Megawati Kembali ke Makam Bung Karno, Ada Pesan yang Terus Dirawat

Sekjen PDIP Hasto Kristiyanto mengatakan, ziarah tersebut memiliki makna mendalam bagi Megawati dan kader partai.

oleh Ady AnugrahadiDiterbitkan 14 Juni 2026, 19:52 WIB
Megawati Kembali Ziarah ke Makam Bung Karno.
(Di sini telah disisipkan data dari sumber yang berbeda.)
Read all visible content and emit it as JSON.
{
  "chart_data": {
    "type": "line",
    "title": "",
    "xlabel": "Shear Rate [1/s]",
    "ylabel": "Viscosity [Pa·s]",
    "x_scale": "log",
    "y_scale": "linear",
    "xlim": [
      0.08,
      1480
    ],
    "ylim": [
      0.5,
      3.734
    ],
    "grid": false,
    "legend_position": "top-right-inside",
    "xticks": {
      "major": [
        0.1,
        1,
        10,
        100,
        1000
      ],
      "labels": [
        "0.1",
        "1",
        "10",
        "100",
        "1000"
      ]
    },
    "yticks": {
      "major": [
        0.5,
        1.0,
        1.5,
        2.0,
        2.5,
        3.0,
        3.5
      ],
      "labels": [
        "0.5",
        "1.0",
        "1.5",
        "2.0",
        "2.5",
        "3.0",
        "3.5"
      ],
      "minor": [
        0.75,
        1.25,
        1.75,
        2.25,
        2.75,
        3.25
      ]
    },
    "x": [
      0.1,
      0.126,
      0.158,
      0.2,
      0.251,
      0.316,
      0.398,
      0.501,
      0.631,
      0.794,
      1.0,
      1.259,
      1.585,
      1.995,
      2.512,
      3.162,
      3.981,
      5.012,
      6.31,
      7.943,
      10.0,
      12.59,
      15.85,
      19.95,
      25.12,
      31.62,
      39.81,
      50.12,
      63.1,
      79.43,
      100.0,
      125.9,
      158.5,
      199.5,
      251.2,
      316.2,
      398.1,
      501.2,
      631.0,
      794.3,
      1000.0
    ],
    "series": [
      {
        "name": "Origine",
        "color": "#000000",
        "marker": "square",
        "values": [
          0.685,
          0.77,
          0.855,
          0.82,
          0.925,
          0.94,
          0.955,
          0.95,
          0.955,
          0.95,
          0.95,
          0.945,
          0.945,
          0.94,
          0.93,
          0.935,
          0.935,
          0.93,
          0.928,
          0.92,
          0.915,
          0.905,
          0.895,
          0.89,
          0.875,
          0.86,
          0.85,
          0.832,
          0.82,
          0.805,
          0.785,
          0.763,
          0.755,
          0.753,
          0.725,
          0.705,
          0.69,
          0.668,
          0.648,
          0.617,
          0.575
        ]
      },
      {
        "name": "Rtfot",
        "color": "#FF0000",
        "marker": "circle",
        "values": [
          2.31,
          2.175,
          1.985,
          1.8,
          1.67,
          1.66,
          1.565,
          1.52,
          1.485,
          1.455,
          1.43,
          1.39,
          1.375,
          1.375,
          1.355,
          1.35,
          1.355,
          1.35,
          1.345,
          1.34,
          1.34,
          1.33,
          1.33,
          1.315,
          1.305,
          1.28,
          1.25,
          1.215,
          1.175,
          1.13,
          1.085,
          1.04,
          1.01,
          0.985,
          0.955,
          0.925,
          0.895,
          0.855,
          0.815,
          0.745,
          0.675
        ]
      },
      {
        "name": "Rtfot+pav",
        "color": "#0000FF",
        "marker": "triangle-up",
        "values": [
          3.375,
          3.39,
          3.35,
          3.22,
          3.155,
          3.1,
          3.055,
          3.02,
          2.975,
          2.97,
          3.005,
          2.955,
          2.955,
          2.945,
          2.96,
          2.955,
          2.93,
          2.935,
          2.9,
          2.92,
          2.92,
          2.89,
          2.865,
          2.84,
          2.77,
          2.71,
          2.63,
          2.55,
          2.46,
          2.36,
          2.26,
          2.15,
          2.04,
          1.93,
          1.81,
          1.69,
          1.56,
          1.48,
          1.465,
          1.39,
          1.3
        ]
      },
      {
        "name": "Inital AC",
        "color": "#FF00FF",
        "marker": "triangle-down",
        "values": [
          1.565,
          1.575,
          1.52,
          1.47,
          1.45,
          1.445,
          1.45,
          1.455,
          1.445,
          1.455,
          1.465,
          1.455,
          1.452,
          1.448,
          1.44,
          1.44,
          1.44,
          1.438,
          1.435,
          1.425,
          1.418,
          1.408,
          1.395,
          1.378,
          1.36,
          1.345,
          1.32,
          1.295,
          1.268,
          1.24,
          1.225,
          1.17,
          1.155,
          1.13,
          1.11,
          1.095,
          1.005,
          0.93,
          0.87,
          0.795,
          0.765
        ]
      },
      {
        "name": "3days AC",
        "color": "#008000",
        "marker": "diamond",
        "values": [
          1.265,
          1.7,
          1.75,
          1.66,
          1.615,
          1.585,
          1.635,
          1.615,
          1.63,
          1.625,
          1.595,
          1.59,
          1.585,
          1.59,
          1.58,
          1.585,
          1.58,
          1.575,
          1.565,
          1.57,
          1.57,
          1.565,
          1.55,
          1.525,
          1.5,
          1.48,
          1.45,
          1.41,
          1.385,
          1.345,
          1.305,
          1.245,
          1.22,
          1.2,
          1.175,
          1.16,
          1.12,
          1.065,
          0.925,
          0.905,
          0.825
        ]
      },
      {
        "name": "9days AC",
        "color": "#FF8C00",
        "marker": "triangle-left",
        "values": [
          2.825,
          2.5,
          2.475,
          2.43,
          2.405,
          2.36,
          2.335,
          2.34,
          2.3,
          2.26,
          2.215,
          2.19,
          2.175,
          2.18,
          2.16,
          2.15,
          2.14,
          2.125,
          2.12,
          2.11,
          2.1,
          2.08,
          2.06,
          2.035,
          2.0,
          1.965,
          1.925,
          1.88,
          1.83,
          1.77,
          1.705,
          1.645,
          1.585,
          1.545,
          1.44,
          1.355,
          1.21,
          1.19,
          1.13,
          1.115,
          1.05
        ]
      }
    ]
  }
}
Dok: PDIP

Liputan6.com, Jakarta - Ketua Umum PDI Perjuangan Megawati Soekarnoputri kembali berziarah ke makam ayahnya, Proklamator RI Bung Karno, di Blitar, Jawa Timur, Minggu (14/6/2026). Megawati tiba di Blitar usai mendarat di Bandara Kediri dari Bali. Dari bandara, rombongan langsung menuju Kompleks Makam Bung Karno.

Dalam ziarah tersebut, Megawati didampingi putranya M. Prananda Prabowo, cicitnya, serta sejumlah anggota keluarga besar Bung Karno, di antaranya Puti Guntur Soekarno dan Romy Soekarno.

Sejumlah petinggi PDIP juga turut mendampingi, antara lain Sekretaris Jenderal PDIP Hasto Kristiyanto, Ketua DPP PDIP Deddy Yevri Sitorus, Darmadi Durianto, Ronny Talapessy, dan Said Abdullah. Turut hadir Guru Besar Universitas St. Petersburg Rusia Connie Rahakundini Bakrie serta anggota DPR RI Fraksi PDIP Samuel Wattimena.

Suasana haru tampak usai prosesi doa. Megawati keluar dari area makam dengan digandeng Prananda Prabowo. Keduanya kemudian melambaikan tangan ke arah warga yang telah menunggu.

Megawati lalu menghampiri kerumunan warga dan menyempatkan diri berbincang dengan tiga anak yang berada di lokasi. Momen hangat terjadi saat seorang ibu berkaus kuning menerobos kerumunan untuk menghampiri Megawati dan mengajaknya bersalaman.

"Alhamdulillah, ya Allah... ya Allah... terima kasih Bunda," ucap perempuan tersebut usai bersalaman.

Megawati tersenyum sebelum melanjutkan perjalanan menuju lokasi peristirahatan. Bagi Megawati, ziarah ke makam Bung Karno bukan hal baru. Tradisi tersebut rutin dilakukan sebagai bentuk penghormatan kepada sang ayah sekaligus menjadi momen refleksi terhadap perjalanan bangsa.

Makna Ziarah ke Makam Bung Karno

Dalam beberapa tahun terakhir, Megawati tercatat beberapa kali berziarah pada momen penting. Di antaranya saat Haul Bung Karno ke-54 pada Juni 2024, peringatan 70 tahun Konferensi Asia Afrika pada November 2025, hingga ziarah bersama keluarga besar Bung Karno pada Maret 2026.

Sekjen PDIP Hasto Kristiyanto mengatakan, ziarah tersebut memiliki makna mendalam bagi Megawati dan kader partai.

"Berziarah ke makam Bung Karno adalah cara Ibu Megawati merawat api perjuangan yang tak pernah padam. Di tengah dinamika bangsa yang semakin kompleks, Bung Karno mengajarkan bahwa pemimpin harus selalu kembali ke akar, ke rakyat, dan ke nilai-nilai Pancasila," kata Hasto.